🤖 AI Summary
Traditional vector retrieval struggles to effectively support complex queries in cyber threat intelligence (CTI) that require multi-hop reasoning across documents. This work systematically evaluates four RAG architectures: standard vector retrieval, graph-based retrieval leveraging a CTI knowledge graph, an agent-based approach with graph query repair capabilities, and a hybrid retrieval strategy integrating both graph and textual information. For the first time in real-world CTI scenarios, it provides a comparative analysis of graph retrieval, agent-augmented, and hybrid methods, revealing the critical role and practical boundaries of graph structures in multi-hop relational reasoning. Experimental results demonstrate that the hybrid graph-text retrieval approach improves answer quality by up to 35% over vector-based RAG on multi-hop questions, significantly outperforms purely text-based methods on structured factual queries, and exhibits greater robustness than pure graph-based retrieval.
📝 Abstract
Cyber threat intelligence (CTI) analysts must answer complex questions over large collections of narrative security reports. Retrieval-augmented generation (RAG) systems help language models access external knowledge, but traditional vector retrieval often struggles with queries that require reasoning over relationships between entities such as threat actors, malware, and vulnerabilities. This limitation arises because relevant evidence is often distributed across multiple text fragments and documents. Knowledge graphs address this challenge by enabling structured multi-hop reasoning through explicit representations of entities and relationships. However, multiple retrieval paradigms, including graph-based, agentic, and hybrid approaches, have emerged with different assumptions and failure modes. It remains unclear how these approaches compare in realistic CTI settings and when graph grounding improves performance. We present a systematic evaluation of four RAG architectures for CTI analysis: standard vector retrieval, graph-based retrieval over a CTI knowledge graph, an agentic variant that repairs failed graph queries, and a hybrid approach combining graph queries with text retrieval.
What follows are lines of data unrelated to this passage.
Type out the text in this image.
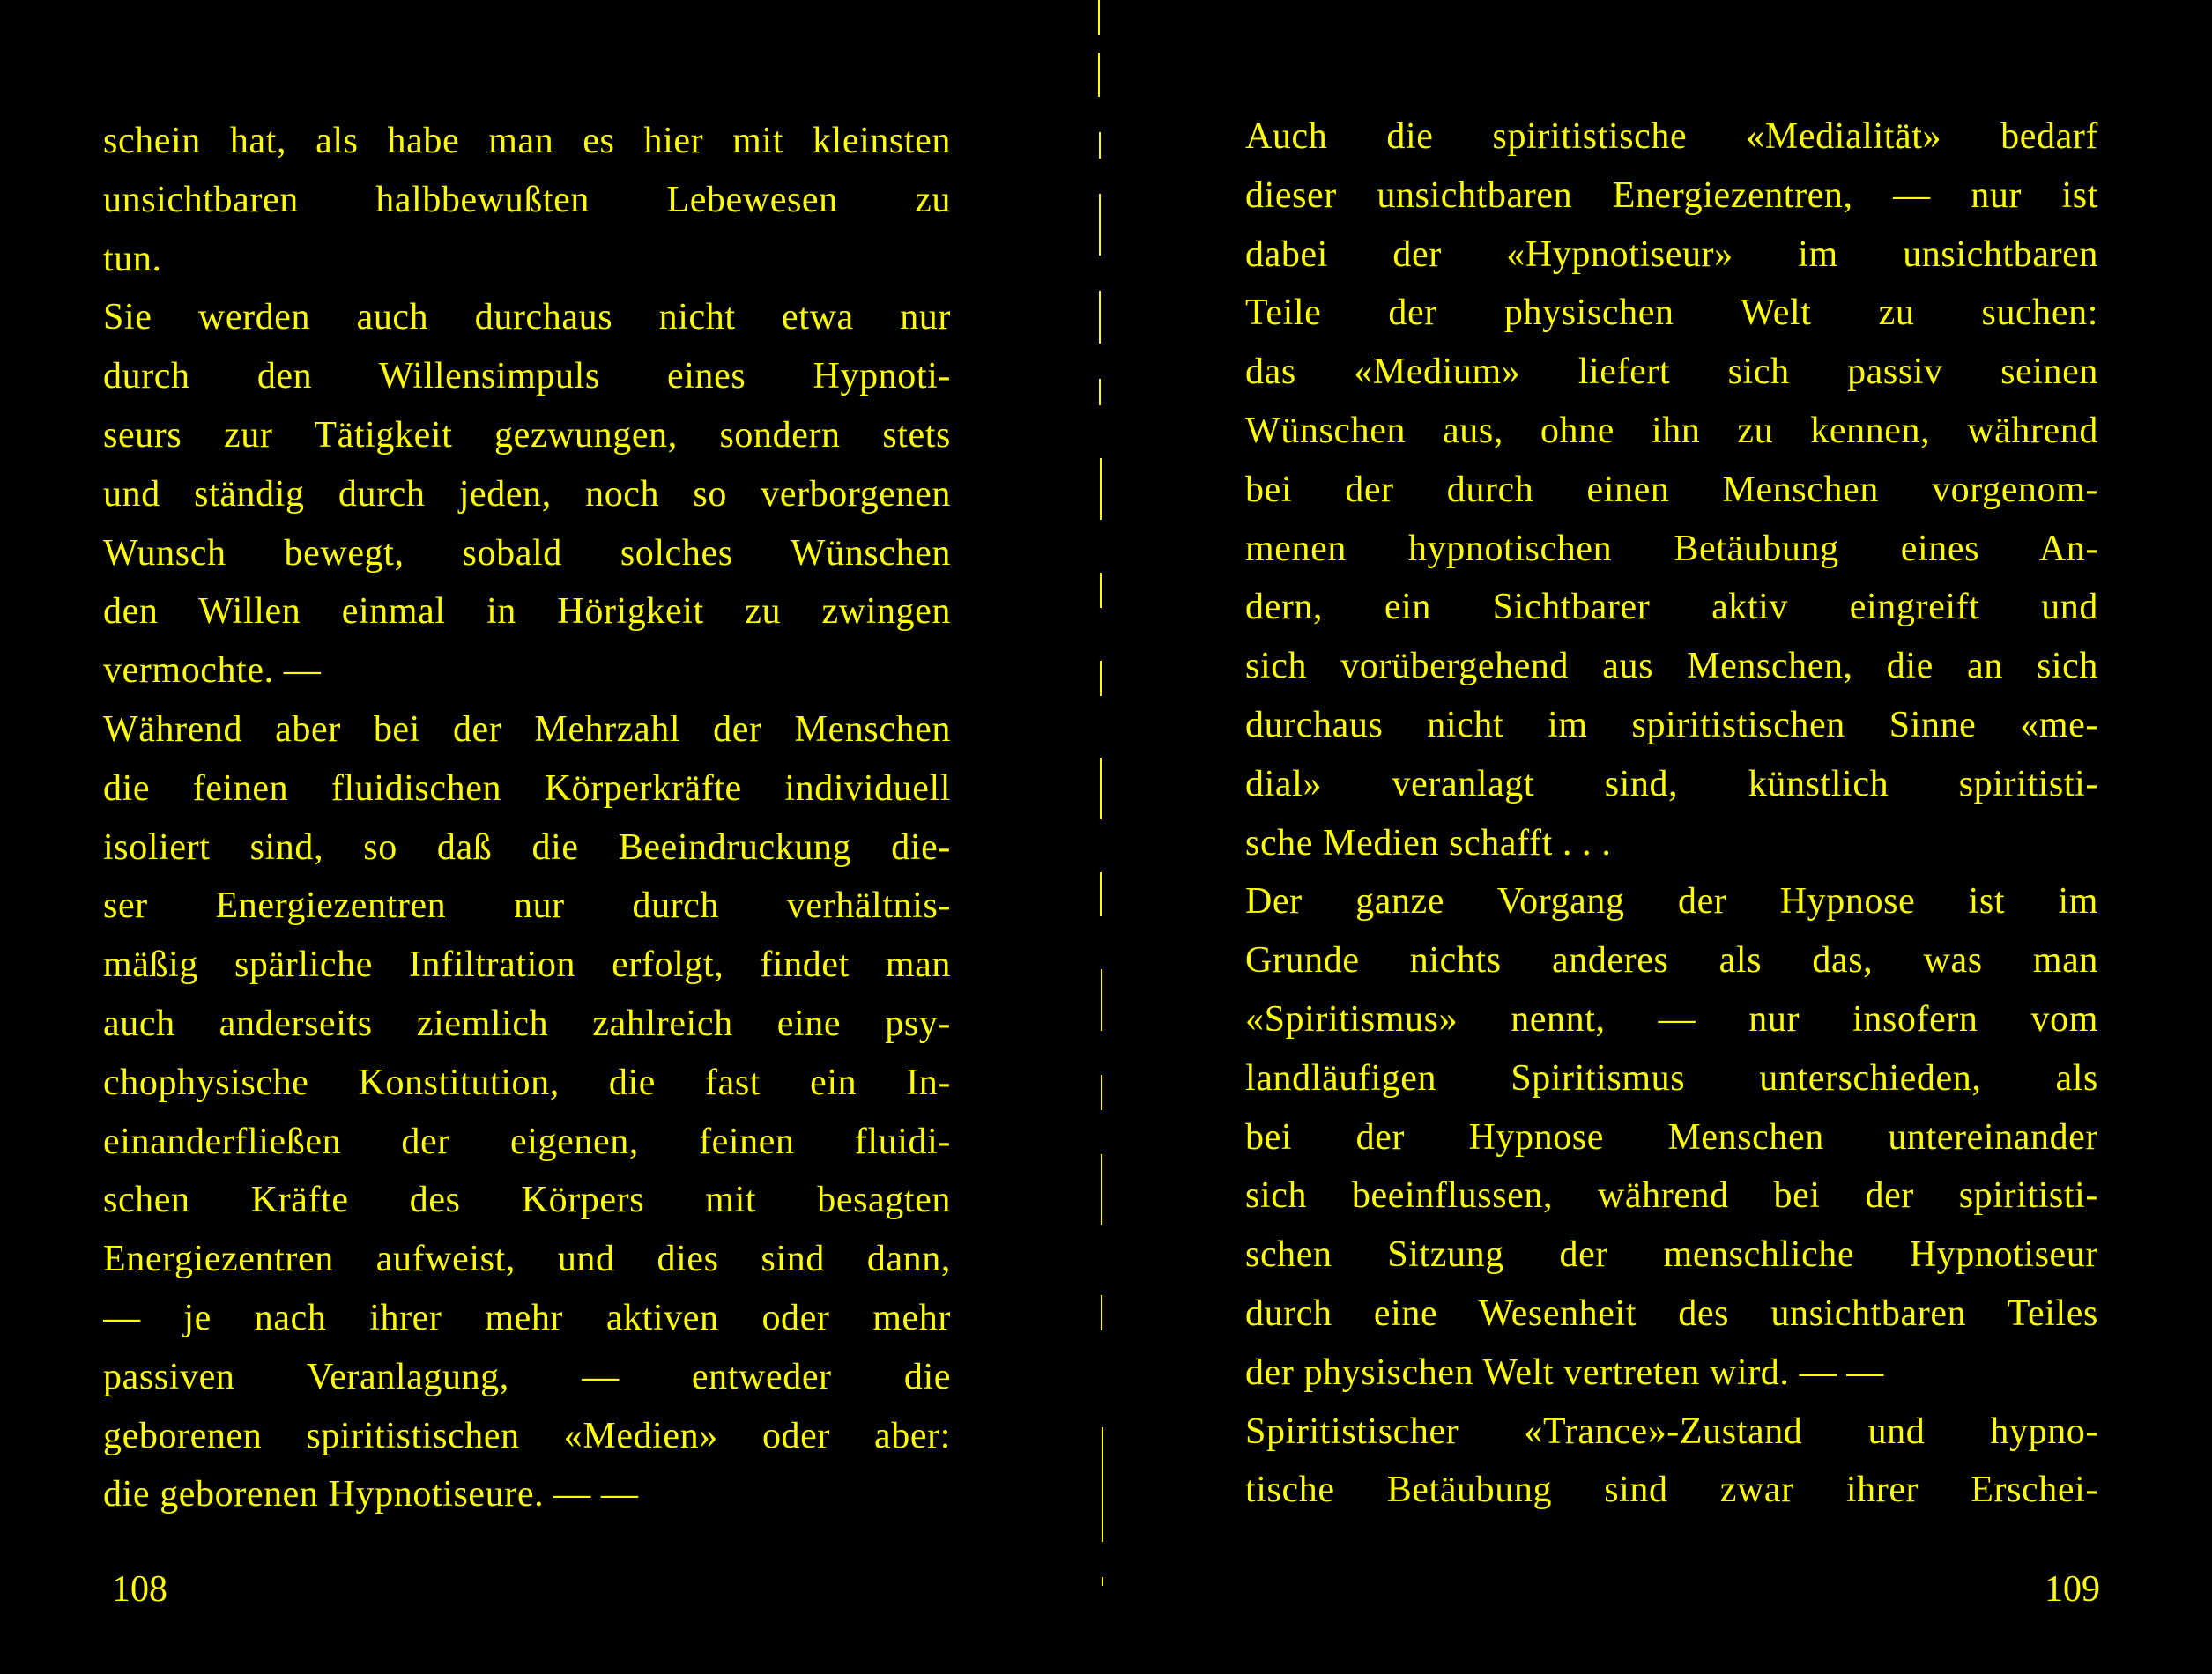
schein hat, als habe man es hier mit kleinsten
unsichtbaren halbbewußten Lebewesen zu
tun.
Sie werden auch durchaus nicht etwa nur
durch den Willensimpuls eines Hypnoti-
seurs zur Tätigkeit gezwungen, sondern stets
und ständig durch jeden, noch so verborgenen
Wunsch bewegt, sobald solches Wünschen
den Willen einmal in Hörigkeit zu zwingen
vermochte. —
Während aber bei der Mehrzahl der Menschen
die feinen fluidischen Körperkräfte individuell
isoliert sind, so daß die Beeindruckung die-
ser Energiezentren nur durch verhältnis-
mäßig spärliche Infiltration erfolgt, findet man
auch anderseits ziemlich zahlreich eine psy-
chophysische Konstitution, die fast ein In-
einanderfließen der eigenen, feinen fluidi-
schen Kräfte des Körpers mit besagten
Energiezentren aufweist, und dies sind dann,
— je nach ihrer mehr aktiven oder mehr
passiven Veranlagung, — entweder die
geborenen spiritistischen «Medien» oder aber:
die geborenen Hypnotiseure. — —
108
Auch die spiritistische «Medialität» bedarf
dieser unsichtbaren Energiezentren, — nur ist
dabei der «Hypnotiseur» im unsichtbaren
Teile der physischen Welt zu suchen:
das «Medium» liefert sich passiv seinen
Wünschen aus, ohne ihn zu kennen, während
bei der durch einen Menschen vorgenom-
menen hypnotischen Betäubung eines An-
dern, ein Sichtbarer aktiv eingreift und
sich vorübergehend aus Menschen, die an sich
durchaus nicht im spiritistischen Sinne «me-
dial» veranlagt sind, künstlich spiritisti-
sche Medien schafft . . .
Der ganze Vorgang der Hypnose ist im
Grunde nichts anderes als das, was man
«Spiritismus» nennt, — nur insofern vom
landläufigen Spiritismus unterschieden, als
bei der Hypnose Menschen untereinander
sich beeinflussen, während bei der spiritisti-
schen Sitzung der menschliche Hypnotiseur
durch eine Wesenheit des unsichtbaren Teiles
der physischen Welt vertreten wird. — —
Spiritistischer «Trance»-Zustand und hypno-
tische Betäubung sind zwar ihrer Erschei-
109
We evaluate these systems on 3,300 CTI question-answer pairs spanning factual lookups, multi-hop relational queries, analyst-style synthesis questions, and unanswerable cases. Results show that graph grounding improves performance on structured factual queries. The hybrid graph-text approach improves answer quality by up to 35 percent on multi-hop questions compared to vector RAG, while maintaining more reliable performance than graph-only systems.